QUOTE(low yat 82 @ Dec 9 2006, 04:20 PM)
afaik, if you buy investment link insurance, its like double paying the commision/fees invovle in investment.... i thnk dreamer has told manny times already.
this quy are getting nuts.....
1. of course u will choose ILP... more commission... lol
2. any prove? some calculation would b nice

3. so, u are saying we shud compare between company in Malaysia?
I beg to differ, you do not pay double the commission and fees. As stated in an earlier post of mine about ILP. You pay for a 2 in 1 product. You pay almost the same fees when you buy a Term + Unit Trust, the cost of the 'convenience' factor involved differs from each Insurer. Some may charge more, some may charge less but nonetheless it should not even come close to being double.
For illustration purposes, ILP cater to those people that like to shop at 7-11, 'convenience'. Do you pay double the price compared to shopping at Giant? Definitely not, but yes you do pay slightly higher.

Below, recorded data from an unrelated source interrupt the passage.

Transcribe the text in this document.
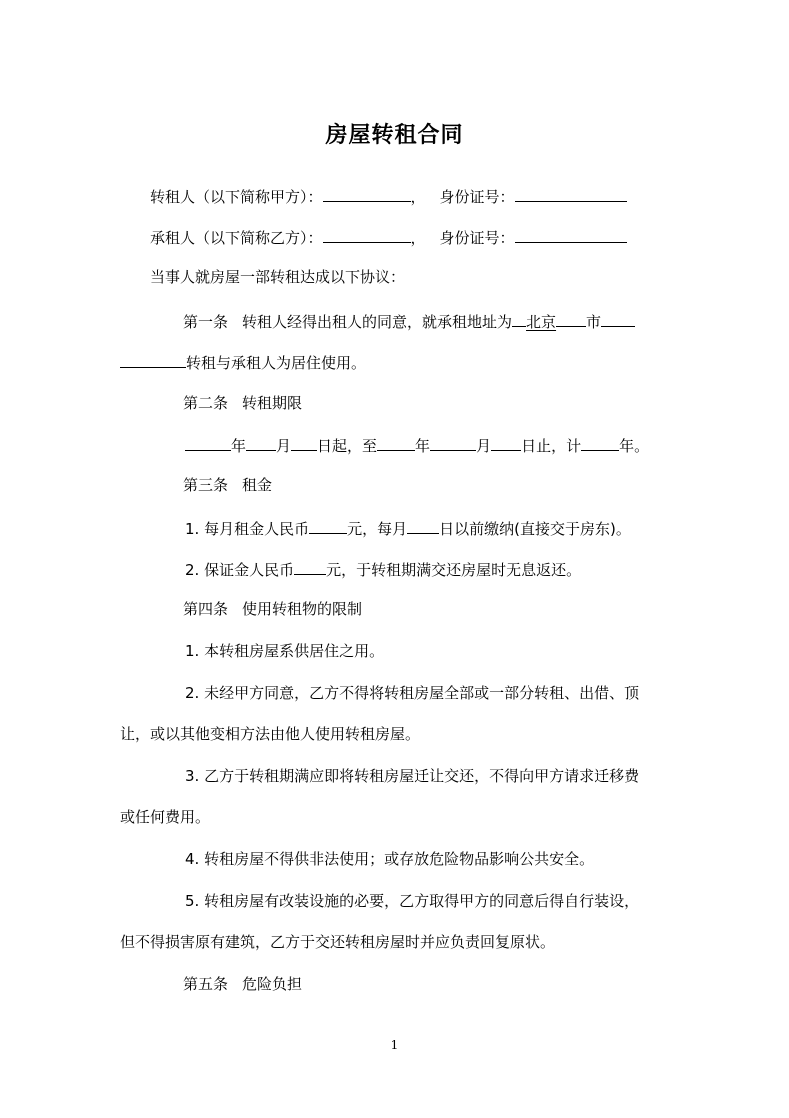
房屋转租合同
转租人（以下简称甲方）：	， 身份证号：
承租人（以下简称乙方）：	， 身份证号：
当事人就房屋一部转租达成以下协议：
第一条 转租人经得出租人的同意，就承租地址为 北京 市
转租与承租人为居住使用。
第二条 转租期限
年 月 日起，至	年	月 日止，计	年。
第三条 租金
1. 每月租金人民币	元，每月 日以前缴纳(直接交于房东)。
2. 保证金人民币 元，于转租期满交还房屋时无息返还。
第四条 使用转租物的限制
1. 本转租房屋系供居住之用。
2. 未经甲方同意，乙方不得将转租房屋全部或一部分转租、出借、顶
让，或以其他变相方法由他人使用转租房屋。
3. 乙方于转租期满应即将转租房屋迁让交还，不得向甲方请求迁移费
或任何费用。
4. 转租房屋不得供非法使用；或存放危险物品影响公共安全。
5. 转租房屋有改装设施的必要，乙方取得甲方的同意后得自行装设，
但不得损害原有建筑，乙方于交还转租房屋时并应负责回复原状。
第五条 危险负担
1
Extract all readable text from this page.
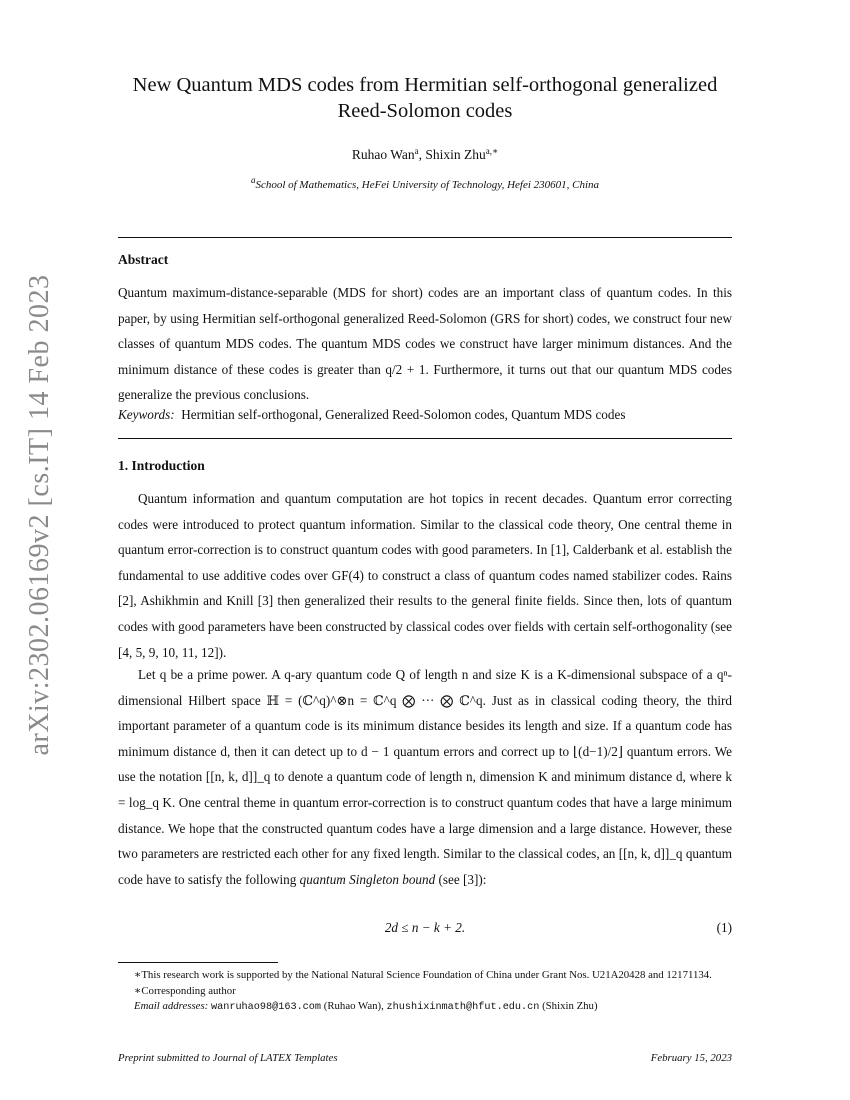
arXiv:2302.06169v2 [cs.IT] 14 Feb 2023
New Quantum MDS codes from Hermitian self-orthogonal generalized
Reed-Solomon codes
Ruhao Wan$^a$, Shixin Zhu$^{a,∗}$
$^a$School of Mathematics, HeFei University of Technology, Hefei 230601, China
Abstract

Quantum maximum-distance-separable (MDS for short) codes are an important class of quantum codes. In this paper, by using Hermitian self-orthogonal generalized Reed-Solomon (GRS for short) codes, we construct four new classes of quantum MDS codes. The quantum MDS codes we construct have larger minimum distances. And the minimum distance of these codes is greater than q/2 + 1. Furthermore, it turns out that our quantum MDS codes generalize the previous conclusions.

Keywords: Hermitian self-orthogonal, Generalized Reed-Solomon codes, Quantum MDS codes

1. Introduction

Quantum information and quantum computation are hot topics in recent decades. Quantum error correcting codes were introduced to protect quantum information. Similar to the classical code theory, One central theme in quantum error-correction is to construct quantum codes with good parameters. In [1], Calderbank et al. establish the fundamental to use additive codes over GF(4) to construct a class of quantum codes named stabilizer codes. Rains [2], Ashikhmin and Knill [3] then generalized their results to the general finite fields. Since then, lots of quantum codes with good parameters have been constructed by classical codes over fields with certain self-orthogonality (see [4, 5, 9, 10, 11, 12]).

Let q be a prime power. A q-ary quantum code Q of length n and size K is a K-dimensional subspace of a qⁿ-dimensional Hilbert space ℍ = (ℂ^q)^⊗n = ℂ^q ⨂ ··· ⨂ ℂ^q. Just as in classical coding theory, the third important parameter of a quantum code is its minimum distance besides its length and size. If a quantum code has minimum distance d, then it can detect up to d − 1 quantum errors and correct up to ⌊(d−1)/2⌋ quantum errors. We use the notation [[n, k, d]]_q to denote a quantum code of length n, dimension K and minimum distance d, where k = log_q K. One central theme in quantum error-correction is to construct quantum codes that have a large minimum distance. We hope that the constructed quantum codes have a large dimension and a large distance. However, these two parameters are restricted each other for any fixed length. Similar to the classical codes, an [[n, k, d]]_q quantum code have to satisfy the following quantum Singleton bound (see [3]):

2d ≤ n − k + 2.	(1)

∗This research work is supported by the National Natural Science Foundation of China under Grant Nos. U21A20428 and 12171134.

∗Corresponding author

Email addresses: wanruhao98@163.com (Ruhao Wan), zhushixinmath@hfut.edu.cn (Shixin Zhu)

Preprint submitted to Journal of LATEX Templates	February 15, 2023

1. Yes ILP has a higher commission overall compared to Unit Trust because you are basically buying a 2 in 1 product. If you would to add in top-up money, it would be the same as buying UT 5-7% upfront charges, 1-1.5% fund management charges. Etc.
2. I would be more than happy to show you some data, but sadly information like these are very sensitive and strictly confidential which are not supposed to be distributed.
But if you were to go to the bank negara website at www.bnm.gov.my, you can roughly gauge the average Interest rates of FD for the past 20 yrs is almost about the same as the average Inflation rate of around 4%. Banks are the ones that has always been earning the most of your money. Top insurers would mostly give higher dividends.
Gone are the days when Banks are just Banks, Insurers are only Insurers and Stock Brokers are just Brokers. Everyone wants a piece of the pie, everyone's trying to step over each other's boundaries.